For a virus already inclined to morph into new identities, there could be no better environment than southern China. The region is known to be one of the world's great incubators of new viruses, particularly influenza. Though coronaviruses are not related to influenza, scientists say coronaviruses could easily take advantage of the same conditions that make southern China the birthplace of new flu strains.
The region is populated by millions of farmers living on small plots of land in close quarters with their pigs, ducks, chickens and other livestock - an ideal setting for microbes to be passed between species and for viruses to swap genetic material.
Gene swapping is not the only way a new coronavirus can emerge. Another possibility is that an earlier version of the virus, one that did not cause severe illness in people, underwent a genetic mutation that made it more virulent. It is also possible that an animal virus "jumped" into humans. Such jumps are known to occur, sometimes with severe consequences.
Coronaviruses became the chief suspect in SARS when scientists used a device called a gene chip, or a microarray, to scan tissue samples from disease victims. The chip is a glass slide containing bits of genetic material from about 1,000 viruses. If the tissue sample contains genetic material from any of those viruses, it will stick to the corresponding bit on the slide.

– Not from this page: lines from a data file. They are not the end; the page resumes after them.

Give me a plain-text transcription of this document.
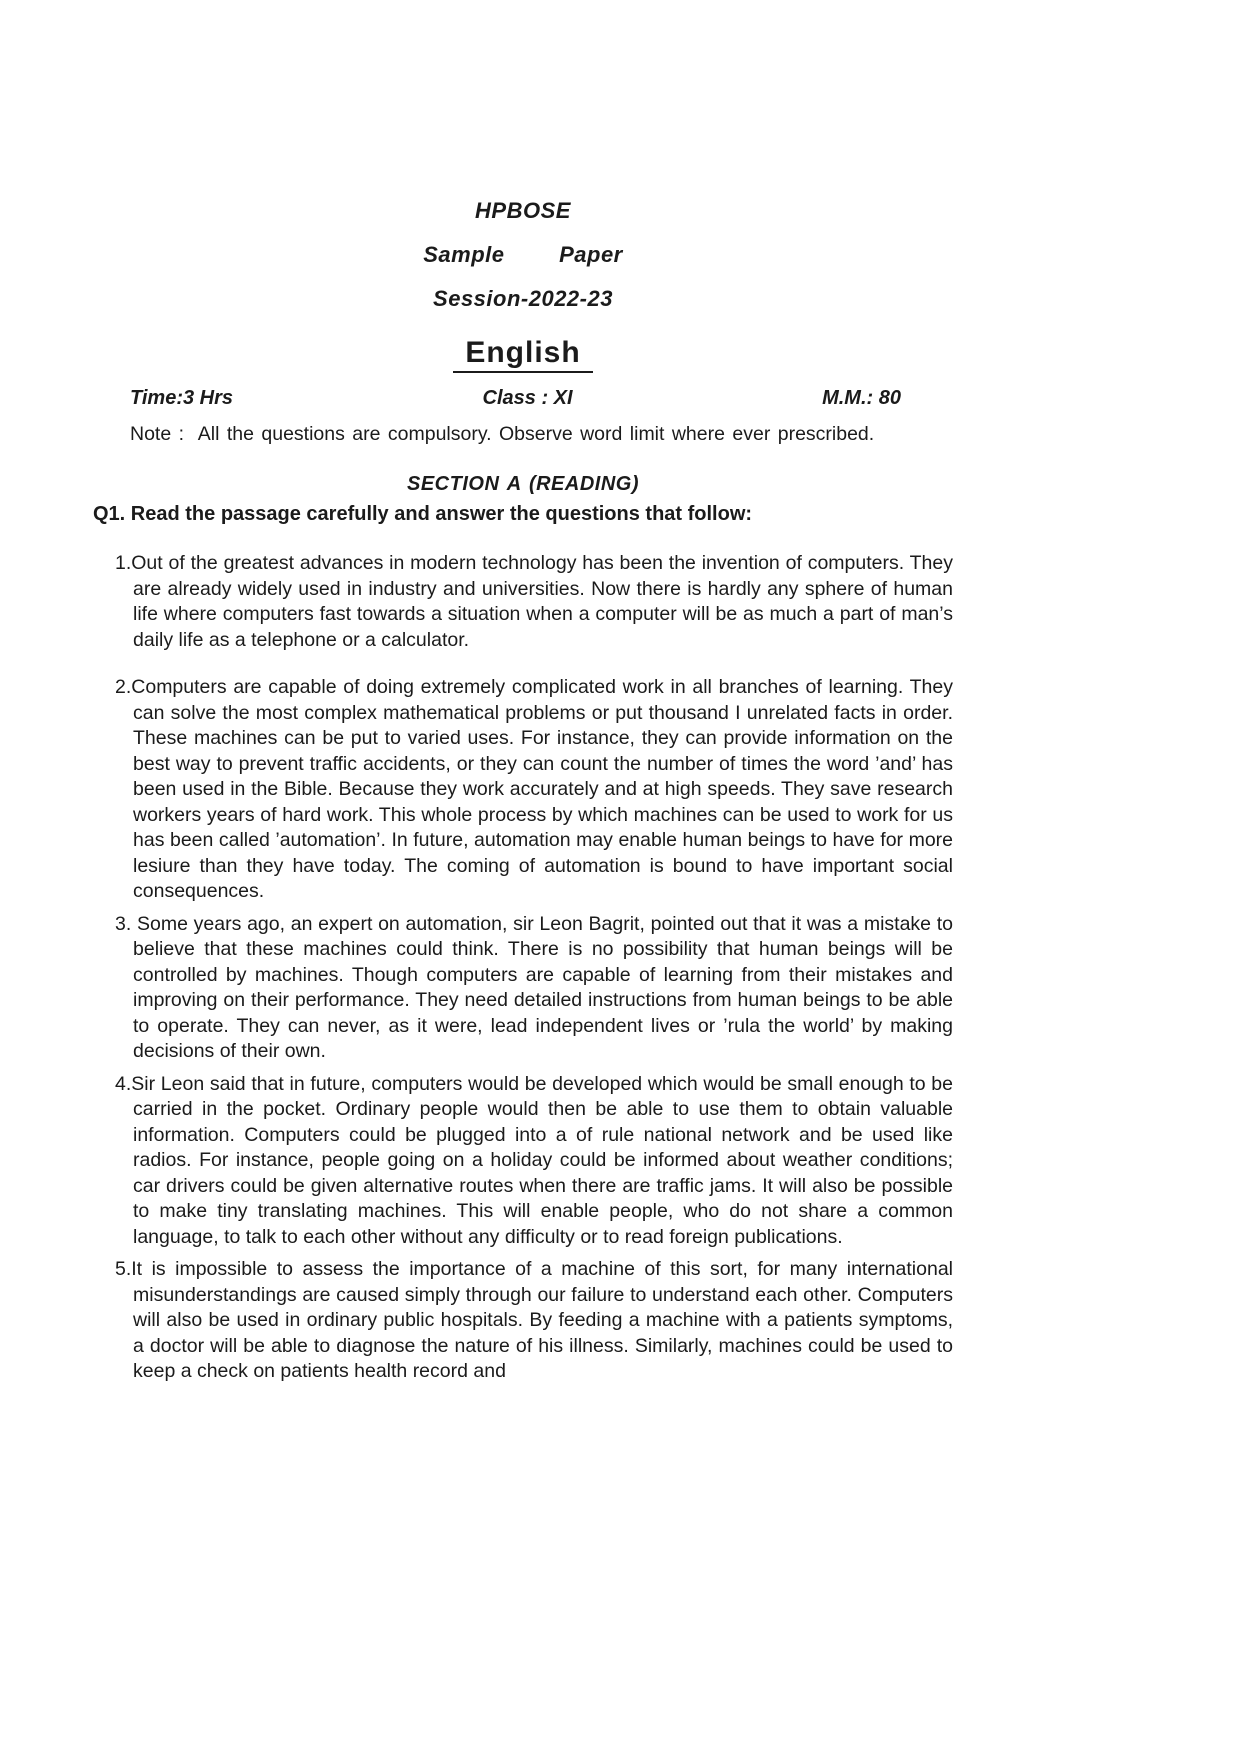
HPBOSE
Sample Paper
Session-2022-23
English
Time:3 Hrs	Class : XI	M.M.: 80

Note :  All the questions are compulsory. Observe word limit where ever prescribed.

SECTION A (READING)
Q1. Read the passage carefully and answer the questions that follow:

1.Out of the greatest advances in modern technology has been the invention of computers. They are already widely used in industry and universities. Now there is hardly any sphere of human life where computers fast towards a situation when a computer will be as much a part of man’s daily life as a telephone or a calculator.

2.Computers are capable of doing extremely complicated work in all branches of learning. They can solve the most complex mathematical problems or put thousand I unrelated facts in order. These machines can be put to varied uses. For instance, they can provide information on the best way to prevent traffic accidents, or they can count the number of times the word ’and’ has been used in the Bible. Because they work accurately and at high speeds. They save research workers years of hard work. This whole process by which machines can be used to work for us has been called ’automation’. In future, automation may enable human beings to have for more lesiure than they have today. The coming of automation is bound to have important social consequences.

3. Some years ago, an expert on automation, sir Leon Bagrit, pointed out that it was a mistake to believe that these machines could think. There is no possibility that human beings will be controlled by machines. Though computers are capable of learning from their mistakes and improving on their performance. They need detailed instructions from human beings to be able to operate. They can never, as it were, lead independent lives or ’rula the world’ by making decisions of their own.

4.Sir Leon said that in future, computers would be developed which would be small enough to be carried in the pocket. Ordinary people would then be able to use them to obtain valuable information. Computers could be plugged into a of rule national network and be used like radios. For instance, people going on a holiday could be informed about weather conditions; car drivers could be given alternative routes when there are traffic jams. It will also be possible to make tiny translating machines. This will enable people, who do not share a common language, to talk to each other without any difficulty or to read foreign publications.

5.It is impossible to assess the importance of a machine of this sort, for many international misunderstandings are caused simply through our failure to understand each other. Computers will also be used in ordinary public hospitals. By feeding a machine with a patients symptoms, a doctor will be able to diagnose the nature of his illness. Similarly, machines could be used to keep a check on patients health record and
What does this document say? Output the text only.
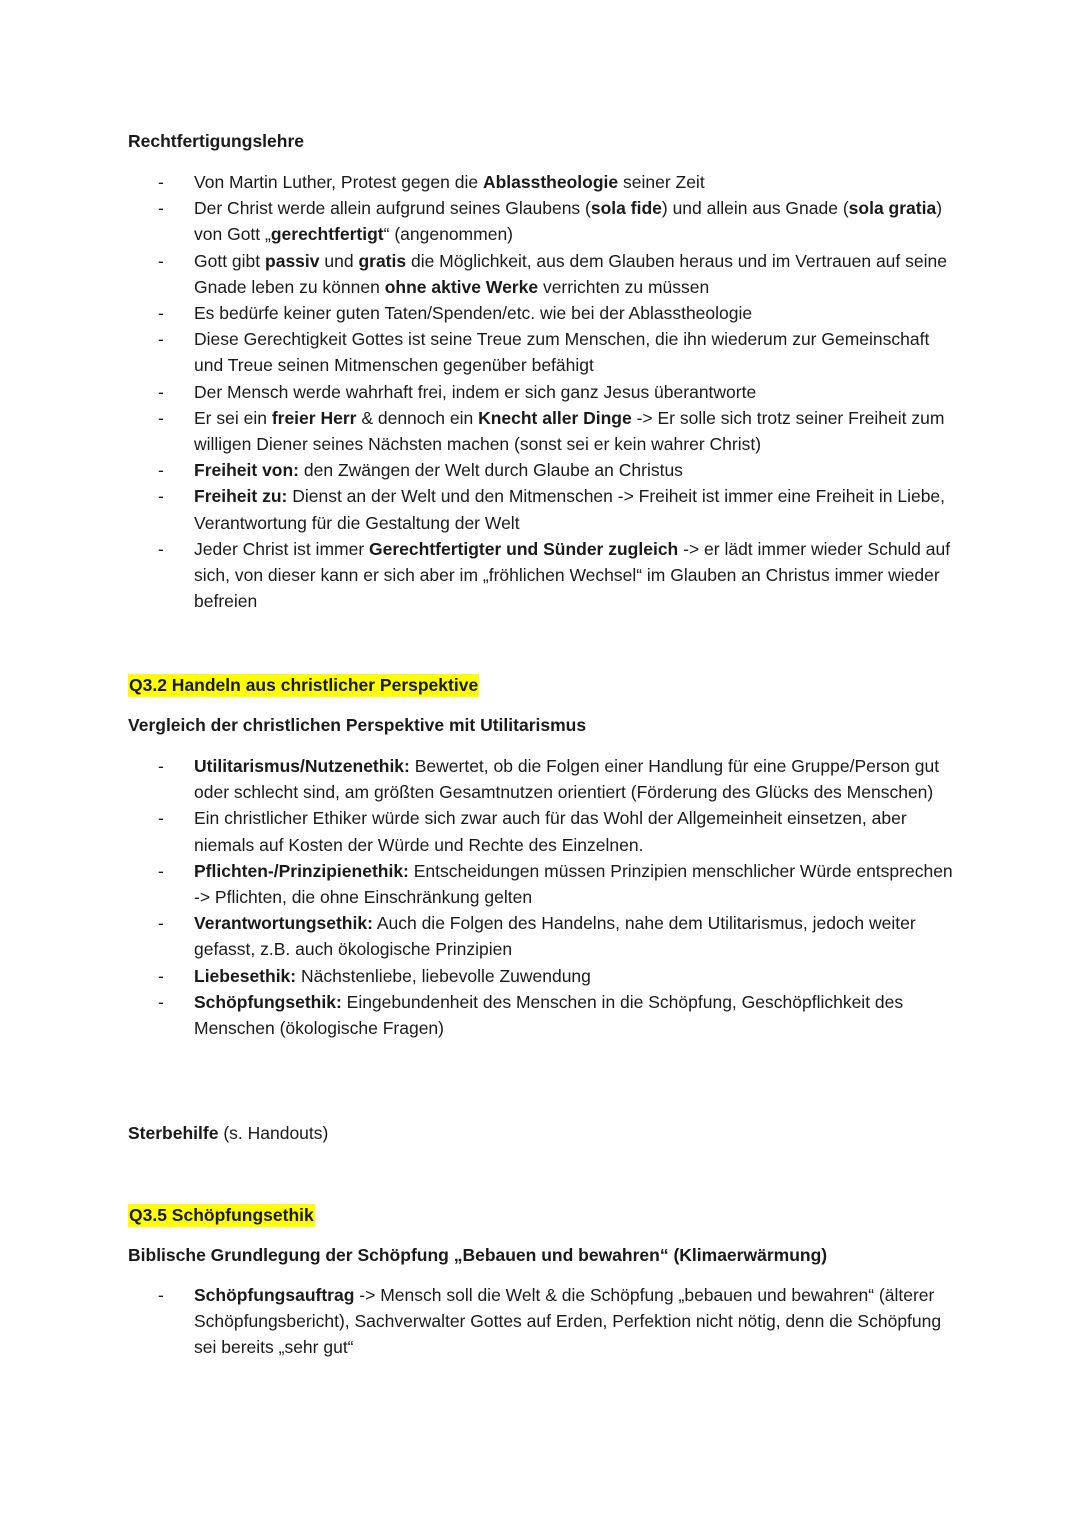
Rechtfertigungslehre
- Von Martin Luther, Protest gegen die Ablasstheologie seiner Zeit
- Der Christ werde allein aufgrund seines Glaubens (sola fide) und allein aus Gnade (sola gratia) von Gott „gerechtfertigt“ (angenommen)
- Gott gibt passiv und gratis die Möglichkeit, aus dem Glauben heraus und im Vertrauen auf seine Gnade leben zu können ohne aktive Werke verrichten zu müssen
- Es bedürfe keiner guten Taten/Spenden/etc. wie bei der Ablasstheologie
- Diese Gerechtigkeit Gottes ist seine Treue zum Menschen, die ihn wiederum zur Gemeinschaft und Treue seinen Mitmenschen gegenüber befähigt
- Der Mensch werde wahrhaft frei, indem er sich ganz Jesus überantworte
- Er sei ein freier Herr & dennoch ein Knecht aller Dinge -> Er solle sich trotz seiner Freiheit zum willigen Diener seines Nächsten machen (sonst sei er kein wahrer Christ)
- Freiheit von: den Zwängen der Welt durch Glaube an Christus
- Freiheit zu: Dienst an der Welt und den Mitmenschen -> Freiheit ist immer eine Freiheit in Liebe, Verantwortung für die Gestaltung der Welt
- Jeder Christ ist immer Gerechtfertigter und Sünder zugleich -> er lädt immer wieder Schuld auf sich, von dieser kann er sich aber im „fröhlichen Wechsel“ im Glauben an Christus immer wieder befreien
Q3.2 Handeln aus christlicher Perspektive
Vergleich der christlichen Perspektive mit Utilitarismus
- Utilitarismus/Nutzenethik: Bewertet, ob die Folgen einer Handlung für eine Gruppe/Person gut oder schlecht sind, am größten Gesamtnutzen orientiert (Förderung des Glücks des Menschen)
- Ein christlicher Ethiker würde sich zwar auch für das Wohl der Allgemeinheit einsetzen, aber niemals auf Kosten der Würde und Rechte des Einzelnen.
- Pflichten-/Prinzipienethik: Entscheidungen müssen Prinzipien menschlicher Würde entsprechen -> Pflichten, die ohne Einschränkung gelten
- Verantwortungsethik: Auch die Folgen des Handelns, nahe dem Utilitarismus, jedoch weiter gefasst, z.B. auch ökologische Prinzipien
- Liebesethik: Nächstenliebe, liebevolle Zuwendung
- Schöpfungsethik: Eingebundenheit des Menschen in die Schöpfung, Geschöpflichkeit des Menschen (ökologische Fragen)
Sterbehilfe (s. Handouts)
Q3.5 Schöpfungsethik
Biblische Grundlegung der Schöpfung „Bebauen und bewahren“ (Klimaerwärmung)
- Schöpfungsauftrag -> Mensch soll die Welt & die Schöpfung „bebauen und bewahren“ (älterer Schöpfungsbericht), Sachverwalter Gottes auf Erden, Perfektion nicht nötig, denn die Schöpfung sei bereits „sehr gut“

When tissue samples from SARS victims were scanned, the slides indicated matches with coronaviruses not only from humans, but also from turkeys and cows. That suggests a strain that has never been seen before. In November and December, outbreaks of the mysterious disease cropped up again and again in cities in Guangdong Province, including Zhongshan and Guangzhou. By January, local doctors were investigating what they suspected was a new kind of atypical pneumonia. But the Chinese government said nothing of the panic in Guangdong.
Finally, on Feb. 9, the WHO received its first report about the disease from China. Before the end of the month, cases had popped up in Hong Kong and Hanoi, and in March one infected traveler from Hong Kong caused an outbreak that led to seven deaths among more than 150 suspected and probable cases. By early March, the disease had begun to spread explosively among hospital workers in Hong Kong and Hanoi.

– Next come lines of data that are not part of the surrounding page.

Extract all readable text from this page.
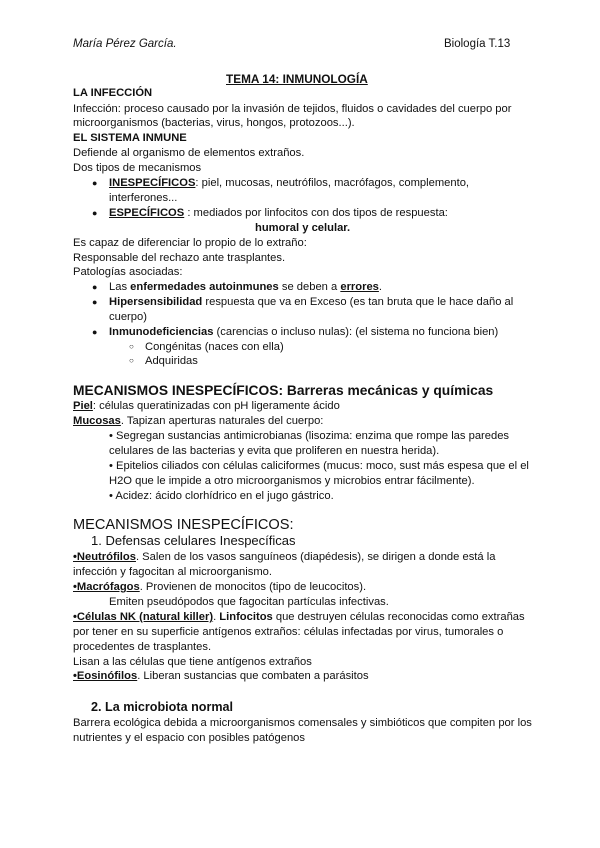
María Pérez García.	Biología T.13
TEMA 14: INMUNOLOGÍA
LA INFECCIÓN
Infección: proceso causado por la invasión de tejidos, fluidos o cavidades del cuerpo por
microorganismos (bacterias, virus, hongos, protozoos...).
EL SISTEMA INMUNE
Defiende al organismo de elementos extraños.
Dos tipos de mecanismos
● INESPECÍFICOS: piel, mucosas, neutrófilos, macrófagos, complemento,
interferones...
● ESPECÍFICOS : mediados por linfocitos con dos tipos de respuesta:
humoral y celular.
Es capaz de diferenciar lo propio de lo extraño:
Responsable del rechazo ante trasplantes.
Patologías asociadas:
● Las enfermedades autoinmunes se deben a errores.
● Hipersensibilidad respuesta que va en Exceso (es tan bruta que le hace daño al
cuerpo)
● Inmunodeficiencias (carencias o incluso nulas): (el sistema no funciona bien)
○ Congénitas (naces con ella)
○ Adquiridas
MECANISMOS INESPECÍFICOS: Barreras mecánicas y químicas
Piel: células queratinizadas con pH ligeramente ácido
Mucosas. Tapizan aperturas naturales del cuerpo:
• Segregan sustancias antimicrobianas (lisozima: enzima que rompe las paredes
celulares de las bacterias y evita que proliferen en nuestra herida).
• Epitelios ciliados con células caliciformes (mucus: moco, sust más espesa que el el
H2O que le impide a otro microorganismos y microbios entrar fácilmente).
• Acidez: ácido clorhídrico en el jugo gástrico.
MECANISMOS INESPECÍFICOS:
1. Defensas celulares Inespecíficas
•Neutrófilos. Salen de los vasos sanguíneos (diapédesis), se dirigen a donde está la
infección y fagocitan al microorganismo.
•Macrófagos. Provienen de monocitos (tipo de leucocitos).
Emiten pseudópodos que fagocitan partículas infectivas.
•Células NK (natural killer). Linfocitos que destruyen células reconocidas como extrañas
por tener en su superficie antígenos extraños: células infectadas por virus, tumorales o
procedentes de trasplantes.
Lisan a las células que tiene antígenos extraños
•Eosinófilos. Liberan sustancias que combaten a parásitos
2. La microbiota normal
Barrera ecológica debida a microorganismos comensales y simbióticos que compiten por los
nutrientes y el espacio con posibles patógenos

By mid-March, it was clear that a highly contagious disease was poised to begin spreading around the world. Officials at the health organization realized they had to take drastic action, even though that action might have a devastating impact on travel, tourism and commerce in Asia and elsewhere. "Hong Kong is an international airline hub," said Dr. David Heymann, the organization's executive director for communicable diseases. "We had to let other countries know that this was coming. "And we had to let passengers know what the disease was as well, so that if they got it they could tell their doctors and get themselves isolated."
On March 15, WHO took a highly unusual step in issuing the global health alert, describing the new disease and where it had been found.
Last week, after months of international pressure, a team of WHO experts was finally permitted to go to Guangdong. But until the past two weeks, health officials in China not only were unwilling to share their data, but also denied that the four-month-long pneumonia outbreak affecting Guangdong had anything to do with SARS.